I did say that, yes.
One person believes it’s because I’m the one upset.
No one believes you’re sincere when it sounds wrong.
A comment says, Amen.
I look up from my phone to see the same friend from before, this time with puffy eyes.
He grabs my hand and shakes it. No matter that I don’t shake back. He says, “Great eulogy dude.”
Ever feel so uncomfortable you hate the person and blame that person for the discomfort?
Delete that. It sounds wrong.
He says, “I didn’t think it could hurt this much.”
I reply, “I know,” so that I don’t have to say anything else.
Someone next to him, a woman, asks, “You’re coming along right?” I don’t know what she’s talking about but because I don’t want to have to say something and then her say something back and then say something again, I settle for, “Yes. I am.”
15 of the most awkward social situations… 1’s got to be a funeral.
“Zachary.”
“Zachary!”
I don’t realize that’s my name until a hand is on my shoulder. It’s the guy that spoke the most during the funeral. I realize he’s a priest when I see that he’s wearing all black with that white collar thing.
What do you call the white collar thing priests wear?

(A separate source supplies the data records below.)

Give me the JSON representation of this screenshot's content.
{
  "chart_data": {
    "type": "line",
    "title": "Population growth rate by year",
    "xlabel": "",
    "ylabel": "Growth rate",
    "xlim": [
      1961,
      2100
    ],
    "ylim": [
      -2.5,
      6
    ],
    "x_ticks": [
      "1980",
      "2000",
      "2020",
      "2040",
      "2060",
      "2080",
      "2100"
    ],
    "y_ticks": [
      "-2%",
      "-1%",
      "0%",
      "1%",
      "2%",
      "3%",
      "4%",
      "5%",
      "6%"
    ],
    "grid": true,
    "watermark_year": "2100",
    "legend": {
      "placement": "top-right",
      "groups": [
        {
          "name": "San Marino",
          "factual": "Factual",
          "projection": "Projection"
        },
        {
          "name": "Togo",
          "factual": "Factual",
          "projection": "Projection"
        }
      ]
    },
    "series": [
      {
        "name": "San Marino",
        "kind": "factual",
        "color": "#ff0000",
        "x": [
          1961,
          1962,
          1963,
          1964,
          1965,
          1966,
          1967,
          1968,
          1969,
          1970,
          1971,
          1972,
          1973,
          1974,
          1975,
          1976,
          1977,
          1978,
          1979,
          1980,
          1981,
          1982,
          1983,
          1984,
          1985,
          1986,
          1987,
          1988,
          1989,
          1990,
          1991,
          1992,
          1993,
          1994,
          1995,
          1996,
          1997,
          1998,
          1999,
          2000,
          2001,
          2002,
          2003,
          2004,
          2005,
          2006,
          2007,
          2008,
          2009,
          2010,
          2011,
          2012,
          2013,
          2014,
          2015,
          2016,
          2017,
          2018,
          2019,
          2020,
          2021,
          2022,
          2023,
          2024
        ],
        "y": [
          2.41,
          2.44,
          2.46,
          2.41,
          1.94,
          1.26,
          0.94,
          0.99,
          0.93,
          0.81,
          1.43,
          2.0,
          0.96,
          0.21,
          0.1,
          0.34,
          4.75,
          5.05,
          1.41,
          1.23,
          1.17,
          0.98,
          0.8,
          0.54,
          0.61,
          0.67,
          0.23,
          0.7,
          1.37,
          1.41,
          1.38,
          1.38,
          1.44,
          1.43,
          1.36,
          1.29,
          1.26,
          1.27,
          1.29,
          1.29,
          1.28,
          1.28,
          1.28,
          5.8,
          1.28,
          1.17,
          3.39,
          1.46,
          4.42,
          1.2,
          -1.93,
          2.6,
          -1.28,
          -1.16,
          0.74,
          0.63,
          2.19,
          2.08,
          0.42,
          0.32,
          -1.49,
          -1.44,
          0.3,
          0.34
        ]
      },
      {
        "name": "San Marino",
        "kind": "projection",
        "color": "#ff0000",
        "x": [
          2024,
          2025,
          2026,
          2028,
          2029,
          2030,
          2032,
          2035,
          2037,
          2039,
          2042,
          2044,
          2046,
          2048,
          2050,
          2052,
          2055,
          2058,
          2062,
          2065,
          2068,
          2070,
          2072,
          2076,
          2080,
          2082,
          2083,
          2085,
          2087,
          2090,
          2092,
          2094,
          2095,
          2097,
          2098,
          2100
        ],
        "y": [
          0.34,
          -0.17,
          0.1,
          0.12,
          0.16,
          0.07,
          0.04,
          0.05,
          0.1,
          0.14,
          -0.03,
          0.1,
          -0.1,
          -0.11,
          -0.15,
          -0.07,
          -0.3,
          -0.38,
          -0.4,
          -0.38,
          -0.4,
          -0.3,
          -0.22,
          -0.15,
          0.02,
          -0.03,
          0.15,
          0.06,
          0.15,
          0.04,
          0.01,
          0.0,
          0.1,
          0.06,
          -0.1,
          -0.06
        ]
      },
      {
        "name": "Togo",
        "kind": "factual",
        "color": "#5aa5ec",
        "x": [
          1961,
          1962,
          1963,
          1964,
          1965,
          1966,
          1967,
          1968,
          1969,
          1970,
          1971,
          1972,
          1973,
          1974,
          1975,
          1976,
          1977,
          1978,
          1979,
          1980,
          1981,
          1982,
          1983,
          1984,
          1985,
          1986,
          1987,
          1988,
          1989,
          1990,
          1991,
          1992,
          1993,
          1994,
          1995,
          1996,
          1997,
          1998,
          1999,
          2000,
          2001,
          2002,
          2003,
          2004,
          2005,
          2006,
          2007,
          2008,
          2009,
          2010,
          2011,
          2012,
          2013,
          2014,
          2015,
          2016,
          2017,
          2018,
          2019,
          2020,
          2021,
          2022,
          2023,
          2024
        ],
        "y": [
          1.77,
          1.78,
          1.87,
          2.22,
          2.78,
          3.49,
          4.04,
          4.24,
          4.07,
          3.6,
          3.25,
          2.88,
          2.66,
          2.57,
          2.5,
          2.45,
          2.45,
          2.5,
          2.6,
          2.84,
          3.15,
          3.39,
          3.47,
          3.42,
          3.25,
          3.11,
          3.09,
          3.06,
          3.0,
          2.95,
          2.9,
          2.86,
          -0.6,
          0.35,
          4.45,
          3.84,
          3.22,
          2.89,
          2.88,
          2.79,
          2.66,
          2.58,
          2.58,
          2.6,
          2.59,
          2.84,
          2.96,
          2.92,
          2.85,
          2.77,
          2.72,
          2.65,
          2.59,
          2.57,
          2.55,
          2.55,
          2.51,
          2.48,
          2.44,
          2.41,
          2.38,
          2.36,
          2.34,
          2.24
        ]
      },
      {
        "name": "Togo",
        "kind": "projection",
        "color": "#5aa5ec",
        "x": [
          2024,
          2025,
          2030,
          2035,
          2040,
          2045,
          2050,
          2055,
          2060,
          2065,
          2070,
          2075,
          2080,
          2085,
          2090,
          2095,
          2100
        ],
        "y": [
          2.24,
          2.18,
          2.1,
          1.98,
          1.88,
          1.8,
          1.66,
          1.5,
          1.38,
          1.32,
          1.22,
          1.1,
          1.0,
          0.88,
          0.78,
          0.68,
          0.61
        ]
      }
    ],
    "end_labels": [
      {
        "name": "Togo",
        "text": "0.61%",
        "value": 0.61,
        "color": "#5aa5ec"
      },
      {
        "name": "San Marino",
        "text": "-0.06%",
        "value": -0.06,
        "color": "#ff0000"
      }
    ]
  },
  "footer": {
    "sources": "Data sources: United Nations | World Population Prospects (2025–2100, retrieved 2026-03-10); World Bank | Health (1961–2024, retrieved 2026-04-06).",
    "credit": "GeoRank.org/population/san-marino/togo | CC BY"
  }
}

Gets a response that’s almost instant. White collar.
What am I going to do with that kind of information? I hold back, not saying anything to the priest. He thanks me for the eulogy although I can tell that everyone, everyone, knows how badly of a eulogy it was; they just won’t tell me.
Makes it so much worse. Can’t stand it when people treat you as something lesser. Eat it up trolls—this one stays.
They look through me, having already deemed me inadequate, and they feign sympathy. They offer apologies and positive thoughts that aren’t really there. “Yes.”
“Thanks.”
That’s all they’re going to get.
I agree. See? “Yes.” I am strange.
I do not fit in.
This wasn’t my idea. I did not volunteer to speak at a funeral. And I’m the one that’s judged because I was forced to do something I wasn’t comfortable with.
I delete it as soon as I post it.
31 people take their time offering their condolences. I notice the priest leaves first. Another dead person, another funeral.